Le 17 novembre 2018, avait lieu le tout premier rassemblement militant d’une longue série. A Toulouse, de nombreux citoyens découvraient, ce jour-là, les Gilets jaunes. Deux ans plus tard, où en est le mouvement ?
Regroupés sur les ronds-points, un gilet de signalisation fluo sur les épaules, des milliers de militants s’étaient donnés rendez-vous le samedi 17 novembre 2018 pour dénoncer la hausse des prix du carburant… Mais pas que. Les revendications de ce nouveau collectif, baptisé “Les Gilets jaunes” sont plus larges et illustrent en réalité les stigmates d’une société au bord de l’explosion. Un cri du peuple d’un genre nouveau.
Car l’organisation même du mouvement reste nébuleuse. Si certains sympathisants s’improvisent porte-paroles, il n’existe aucun représentant légal. Chaque groupuscule, articulé par zones géographiques, affinités ou tendances militantes, se fédère, relaie les appels à la mobilisation à son propre réseau, diffuse les messages… A la manière d’un réseau de résistance. Sans savoir réellement qui est l’instigateur. Le mouvement ne souhaitant pas être incarné.
D’ailleurs, deux ans après le premier acte des manifestations que les Gilets jaunes ont organisé chaque samedi de 2018, il reste bien difficile d’identifier un adhérent, sympathisant des premières heures, qui soit resté sur les revendications initiales. « Il n’en reste qu’une poignée dans la Ville rose », témoigne JP*, l’un des organisateurs de l’Assemblée des assemblées à Toulouse et médic lors des manifestations, qui s’est depuis éloigné des Gilets jaunes. « Le mouvement a évolué, il a muté », estime-t-il.
« Il est maintenant protéiforme », lance-t-il, et il semble compliqué de garder les militants sous une même bannière. « D’abord, parce qu’aujourd’hui, dire que l’on est un Gilet jaune tue toute action dans l’œuf.

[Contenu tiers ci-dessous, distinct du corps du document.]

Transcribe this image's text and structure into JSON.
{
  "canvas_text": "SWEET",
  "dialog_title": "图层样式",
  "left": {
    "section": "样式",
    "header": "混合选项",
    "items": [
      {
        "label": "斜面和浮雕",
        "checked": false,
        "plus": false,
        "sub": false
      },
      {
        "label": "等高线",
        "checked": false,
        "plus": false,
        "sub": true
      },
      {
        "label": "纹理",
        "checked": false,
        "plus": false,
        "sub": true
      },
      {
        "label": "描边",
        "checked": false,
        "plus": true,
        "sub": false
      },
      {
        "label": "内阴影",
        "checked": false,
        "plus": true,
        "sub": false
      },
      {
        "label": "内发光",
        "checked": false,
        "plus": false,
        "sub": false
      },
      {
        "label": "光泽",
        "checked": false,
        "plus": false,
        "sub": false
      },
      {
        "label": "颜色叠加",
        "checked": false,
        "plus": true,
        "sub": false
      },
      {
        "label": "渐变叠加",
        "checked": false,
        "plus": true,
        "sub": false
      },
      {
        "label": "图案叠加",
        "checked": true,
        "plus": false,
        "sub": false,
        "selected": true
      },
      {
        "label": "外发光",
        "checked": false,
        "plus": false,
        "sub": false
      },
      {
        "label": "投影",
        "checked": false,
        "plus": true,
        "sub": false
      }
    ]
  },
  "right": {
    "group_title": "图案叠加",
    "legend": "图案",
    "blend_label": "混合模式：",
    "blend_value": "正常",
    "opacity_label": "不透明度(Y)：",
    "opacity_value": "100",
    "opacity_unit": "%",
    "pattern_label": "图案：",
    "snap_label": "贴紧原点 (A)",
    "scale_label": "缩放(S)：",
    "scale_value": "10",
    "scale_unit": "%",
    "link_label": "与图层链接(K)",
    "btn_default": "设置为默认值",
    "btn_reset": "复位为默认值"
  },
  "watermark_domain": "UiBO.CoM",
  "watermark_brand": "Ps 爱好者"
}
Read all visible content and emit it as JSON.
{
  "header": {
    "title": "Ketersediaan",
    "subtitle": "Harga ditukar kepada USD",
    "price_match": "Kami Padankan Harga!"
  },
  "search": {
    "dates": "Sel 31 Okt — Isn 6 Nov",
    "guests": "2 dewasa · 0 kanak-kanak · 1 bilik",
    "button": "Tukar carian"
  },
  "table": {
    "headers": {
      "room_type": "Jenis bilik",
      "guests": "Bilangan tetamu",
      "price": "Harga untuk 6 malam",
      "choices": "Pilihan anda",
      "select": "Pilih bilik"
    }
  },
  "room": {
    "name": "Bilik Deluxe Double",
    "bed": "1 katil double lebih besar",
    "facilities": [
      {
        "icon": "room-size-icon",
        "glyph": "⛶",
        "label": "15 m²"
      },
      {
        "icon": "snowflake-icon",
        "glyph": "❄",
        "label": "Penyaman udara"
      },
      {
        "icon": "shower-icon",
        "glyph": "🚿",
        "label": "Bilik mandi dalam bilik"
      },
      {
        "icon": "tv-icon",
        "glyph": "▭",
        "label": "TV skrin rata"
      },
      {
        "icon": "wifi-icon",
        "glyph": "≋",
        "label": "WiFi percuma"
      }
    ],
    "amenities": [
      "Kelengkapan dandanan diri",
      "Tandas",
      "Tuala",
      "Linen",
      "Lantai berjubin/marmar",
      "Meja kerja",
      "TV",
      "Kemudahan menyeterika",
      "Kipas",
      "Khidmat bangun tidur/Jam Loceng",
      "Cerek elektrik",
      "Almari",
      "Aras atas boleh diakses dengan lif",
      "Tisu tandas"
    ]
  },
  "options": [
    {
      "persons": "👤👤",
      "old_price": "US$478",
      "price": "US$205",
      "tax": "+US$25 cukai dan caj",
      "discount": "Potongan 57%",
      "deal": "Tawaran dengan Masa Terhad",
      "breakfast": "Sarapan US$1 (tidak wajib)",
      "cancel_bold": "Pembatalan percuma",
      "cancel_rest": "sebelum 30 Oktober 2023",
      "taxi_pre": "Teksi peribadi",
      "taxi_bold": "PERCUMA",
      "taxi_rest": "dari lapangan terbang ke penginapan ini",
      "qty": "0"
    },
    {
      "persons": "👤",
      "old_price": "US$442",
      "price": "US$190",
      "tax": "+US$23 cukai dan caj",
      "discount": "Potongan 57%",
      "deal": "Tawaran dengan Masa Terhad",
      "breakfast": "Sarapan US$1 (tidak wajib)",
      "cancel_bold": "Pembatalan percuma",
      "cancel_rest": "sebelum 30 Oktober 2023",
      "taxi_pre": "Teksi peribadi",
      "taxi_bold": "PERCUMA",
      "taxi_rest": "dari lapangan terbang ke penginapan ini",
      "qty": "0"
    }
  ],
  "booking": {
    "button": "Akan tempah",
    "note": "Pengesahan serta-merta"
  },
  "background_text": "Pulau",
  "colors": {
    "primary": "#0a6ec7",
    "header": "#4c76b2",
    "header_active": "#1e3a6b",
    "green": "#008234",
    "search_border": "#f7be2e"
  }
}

L’image y étant accolée est forcément négative », observe JP. « Beaucoup, comme moi, se sont rapprochés de collectifs plus spécifiques comme Extincion Rebellion, Alternatiba ou encore Attac, tout en restant au fait des actions des Gilets jaunes et de toute la communauté activiste », précise-t-il. De toute façon, toutes ces organisations sont en perpétuel contact et participent aux actions les unes des autres, quand celles-ci correspondent aux mêmes valeurs. « Il s’agit d’un mouvement du peuple et ce dernier ne peut pas être maintenu dans un seul collectif, dans une seule case. Il est pluriel », poursuit le militant.
Loin d’être essoufflé, le mouvement aurait alors essaimé. Sous différentes formes. La revendication commune étant « le besoin de plus de démocratie participative, et maintenant… de liberté », note JP. Car si l’apparition de la Covid-19 rend plus difficile les rassemblements, elle exacerbe également les rancœurs des activistes envers le gouvernement. « Ça boue ! » comme le constate le militant toulousain. « Nous voyons bien que l’État tente de verrouiller ce qu’il nous reste de liberté d’expression. A l’époque, les manifestations des Gilets jaunes étaient toujours interdites par la préfecture. Aujourd’hui, c’est avec la loi de sécurité globale qu’ils veulent mettre un verrou supplémentaire », fustige JP.
En attendant, l’homme scrute les réseaux sociaux. Il y observe de nombreuses actions isolées.
Les réseaux militants restent mobilisés. « L’énergie revendicatrice ne s’est pas éteinte, mais elle a changé de forme. Les gens cherchent maintenant de nouvelles solutions pour faire entendre leur voix », analyse-t-il.
« Je ne sais pas quelle forme prendra le soulèvement mais je pressens qu’il aura lieu, même s’il ne s’appelle plus Les Gilets jaunes », prévient-il. « Le détonateur n’a pas encore été trouvé, mais la poudre est prête. Il y a de forte chance pour qu’après la crise sanitaire, tout explose », termine JP.